Cada paso le dolía, cada paso se le desprendía el alma del pecho, la aflicción le carcomía el cuerpo. El polvo penetraba en sus ojos, como siempre lo hacía cuando se dirigía al río. Su peñero seguía allí, tal como la había dejado. Saturó sus bolsillos de parvas y grandes piedras y fue hasta su pequeño, remo hasta el centro del turbio río, ese mismo río que se había llevado al padre Benjamín. Se arrodilló y rezó las oraciones que la había enseñado su madre. Luego de un largo momento se irguió y miró al firmamento.
—Perdóname padre, perdóname madre —Dijo mirando el copioso firmamento—. Les he fallado.
Su corazón tintineaba al chocar con sus pulmones, sus manos temblaban y las lágrimas era lo único que su cuerpo producía. Saltó de su pequeño, con prisa se hundía en las frías y turbulentas aguas del río. Revoloteaba como un canario mientras más se introducía en las profundidades del agua. El agua se introducía en sus pulmones y su vista se nublo.
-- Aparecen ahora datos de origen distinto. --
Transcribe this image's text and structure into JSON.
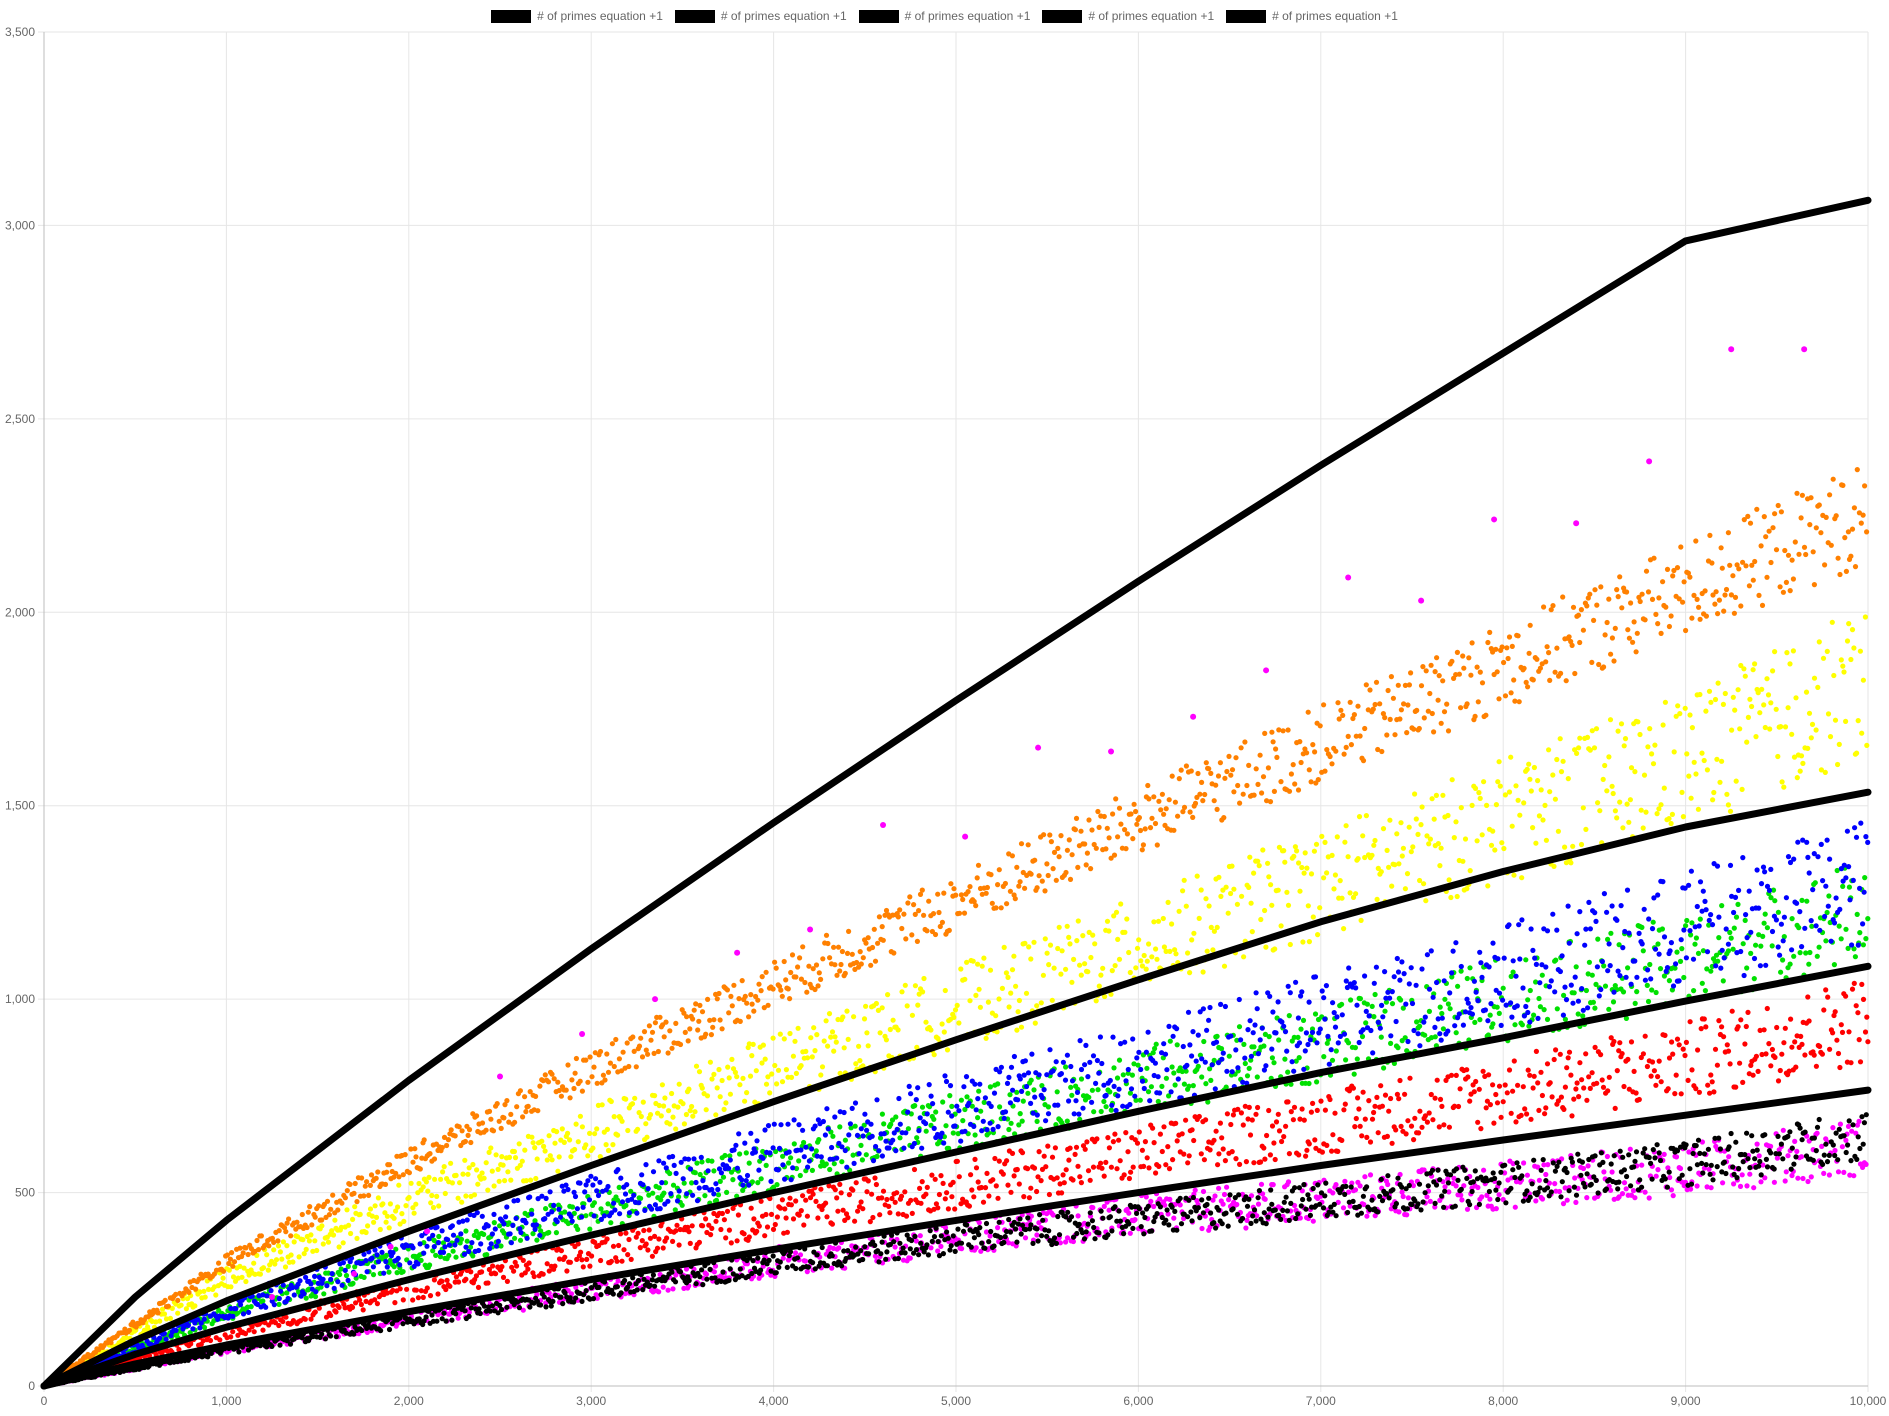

Su piel, primero fue azul, después blanca y era más fría que el agua de aquel río. Los cocodrilos lo vieron descender como si fuera un ángel a lo más hondo de aquel río, los pececillos y demás animalitos observaron maravillados como aquel hombre tocaba la parda tierra del fondo río. Los pececillos acudieron raudos a ver aquel ángel, pero solo era un hombre feo lo que había tocado lo más profundo de aquel río.
—¡Ah! Este es el hombre feo que nos entonaba aquellas melodiosas letras, con aquella bella mujer —Dijo un pez—. Cántanos, hombre feo, cántanos.
Pero de su boca solo salían burbujas de aire y sus ojos miraban fijos la densa oscuridad.
—Este hombre ya no tiene alma —Resolvió otro pez—. Ya no sirve para cantar.
Todos los pececillos se marcharon y dejaron al pescador solo en aquellas profundas aguas.